On Oct. 29, the December contract for benchmark US crudes climbed to record highs for the fifth consecutive trading session, setting new intraday and closing records above $93/bbl on the New York Mercantile Exchange, due to a weak dollar and stormy weather that shut in some of Mexico's crude production the previous week.
But then prices tumbled to $90.38/bbl Oct 30 in the largest correction of the year as Goldman Sachs Group Inc., New York, advised investors to take their profits from the recent rally. "Nowadays the price of oil is set not by a few countries in the Middle East, but by a few banks on Wall Street," said Olivier Jakob, managing director of Petromatrix GMBH, Zug, Switzerland. "The Goldman report will very surely push some market participants to turn from buying the dips to selling the rallies," he predicted at the time.
'Mother of stock draws'
On Oct. 31, however, the crude contract rebounded to a record $94.53/bbl closing then continued climbing to $95.28/bbl in after-hours electronic trading on NYMEX as the US Department of Energy reported "the mother of all stock draws" from commercial crude storage at Cushing, Okla., instead of the slight build that traders were expecting for the week ended Oct. 26.

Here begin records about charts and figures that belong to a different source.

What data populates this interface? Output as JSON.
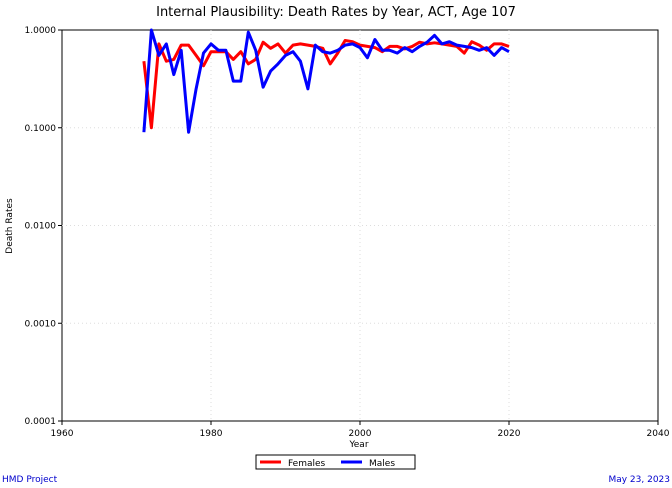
{
  "chart_data": {
    "type": "line",
    "title": "Internal Plausibility: Death Rates by Year, ACT, Age 107",
    "xlabel": "Year",
    "ylabel": "Death Rates",
    "xlim": [
      1960,
      2040
    ],
    "ylim": [
      0.0001,
      1.0
    ],
    "y_scale": "log",
    "x_ticks": [
      1960,
      1980,
      2000,
      2020,
      2040
    ],
    "x_tick_labels": [
      "1960",
      "1980",
      "2000",
      "2020",
      "2040"
    ],
    "y_ticks": [
      0.0001,
      0.001,
      0.01,
      0.1,
      1.0
    ],
    "y_tick_labels": [
      "0.0001",
      "0.0010",
      "0.0100",
      "0.1000",
      "1.0000"
    ],
    "grid": true,
    "legend_position": "bottom-center",
    "x": [
      1971,
      1972,
      1973,
      1974,
      1975,
      1976,
      1977,
      1978,
      1979,
      1980,
      1981,
      1982,
      1983,
      1984,
      1985,
      1986,
      1987,
      1988,
      1989,
      1990,
      1991,
      1992,
      1993,
      1994,
      1995,
      1996,
      1997,
      1998,
      1999,
      2000,
      2001,
      2002,
      2003,
      2004,
      2005,
      2006,
      2007,
      2008,
      2009,
      2010,
      2011,
      2012,
      2013,
      2014,
      2015,
      2016,
      2017,
      2018,
      2019,
      2020
    ],
    "series": [
      {
        "name": "Females",
        "color": "#ff0000",
        "values": [
          0.48,
          0.1,
          0.72,
          0.48,
          0.5,
          0.7,
          0.7,
          0.55,
          0.43,
          0.6,
          0.6,
          0.6,
          0.5,
          0.6,
          0.45,
          0.5,
          0.75,
          0.65,
          0.72,
          0.58,
          0.7,
          0.72,
          0.7,
          0.68,
          0.65,
          0.45,
          0.58,
          0.78,
          0.76,
          0.7,
          0.68,
          0.66,
          0.6,
          0.68,
          0.68,
          0.64,
          0.68,
          0.75,
          0.72,
          0.74,
          0.72,
          0.7,
          0.68,
          0.58,
          0.76,
          0.7,
          0.62,
          0.72,
          0.72,
          0.68
        ]
      },
      {
        "name": "Males",
        "color": "#0000ff",
        "values": [
          0.09,
          1.0,
          0.55,
          0.72,
          0.35,
          0.62,
          0.09,
          0.25,
          0.58,
          0.72,
          0.62,
          0.62,
          0.3,
          0.3,
          0.95,
          0.62,
          0.26,
          0.38,
          0.45,
          0.55,
          0.6,
          0.48,
          0.25,
          0.7,
          0.6,
          0.58,
          0.62,
          0.7,
          0.72,
          0.66,
          0.52,
          0.8,
          0.62,
          0.62,
          0.58,
          0.66,
          0.6,
          0.68,
          0.75,
          0.88,
          0.72,
          0.76,
          0.7,
          0.68,
          0.66,
          0.62,
          0.66,
          0.55,
          0.66,
          0.6
        ]
      }
    ]
  },
  "footer": {
    "left": "HMD Project",
    "right": "May 23, 2023"
  }
}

"We thought the size of the [Oct. 30] correction had diminished the chances that we would be able to open the $95/bbl doors to $100/bbl," said Jakob. But with such extreme volatility, he said, "It is impossible to exclude the reach of $100/bbl before the end of the week."
Paul Horsnell at Barclays Capital Inc. in London said, "Our conservative expectation is for [benchmark US crude] to average $90.70/bbl this quarter."
Most of the drawdown was at the key Cushing, Okla., delivery point for NYMEX, where oil stocks fell 3.1 million bbl to 15.1 million bbl. "The world economy is taken hostage by a few million barrels in Cushing, and there is little that the Organization of Petroleum Exporting Countries can do about it," Jakob said then.
The sharp drop in crude inventories "occurred without any uptick in refinery runs, following only a minor rise in imports," Horsnell noted. "The overall build [of crude and petroleum products] is down to its lowest since October 2005," he said.
Record low dollar
The US dollar hit a record low against the euro Oct. 31 after the Federal Open Market Committee cut the federal funds rate (the rate commercial banks charge on overnight loans among themselves) by 0.25 percentage point to 4.5%. "The single variable that exhibits the strongest correlation to the rise in oil prices over the past year is the concurrent drop in the US dollar," Morris said.
The December crude price fell to $93.49/bbl Nov. 1 on NYMEX, but not before setting a new intraday price record of $96.24/bbl. Again the influencing factors were outside the fundaments of supply and demand for oil; instead, the value of the dollar improved against the euro on Nov. 1. Oil usually moves in the opposite market direction from the dollar, since a stronger dollar reduces the appeal of commodities as a hedge against inflation.
On Nov. 2, the December crude price rebounded to a record closing of $95.93/bbl amid indications of a stronger US economy and possible new United Nations sanctions against Iran over its nuclear power program. "The US government reported twice as many new nonfarm jobs as expected were added in October, which alleviated fears of an economic downturn, at least for the moment," Morris said. Meanwhile, the British Foreign Office said the UN Security Council agreed to draft a new sanctions resolution that could be passed in November unless Iran cooperates with the International Atomic Energy Agency.
Refinery problems contributed to the Nov. 2 price rise in crude prices. Petroplus Holdings AG's 172,000 b/d refinery in England expects production to be limited for a month due to a fire. Chevron Corp. said its 330,000 b/d refinery in Pascagoula, Miss., will operate at reduced rates until early next year because of a fire in August.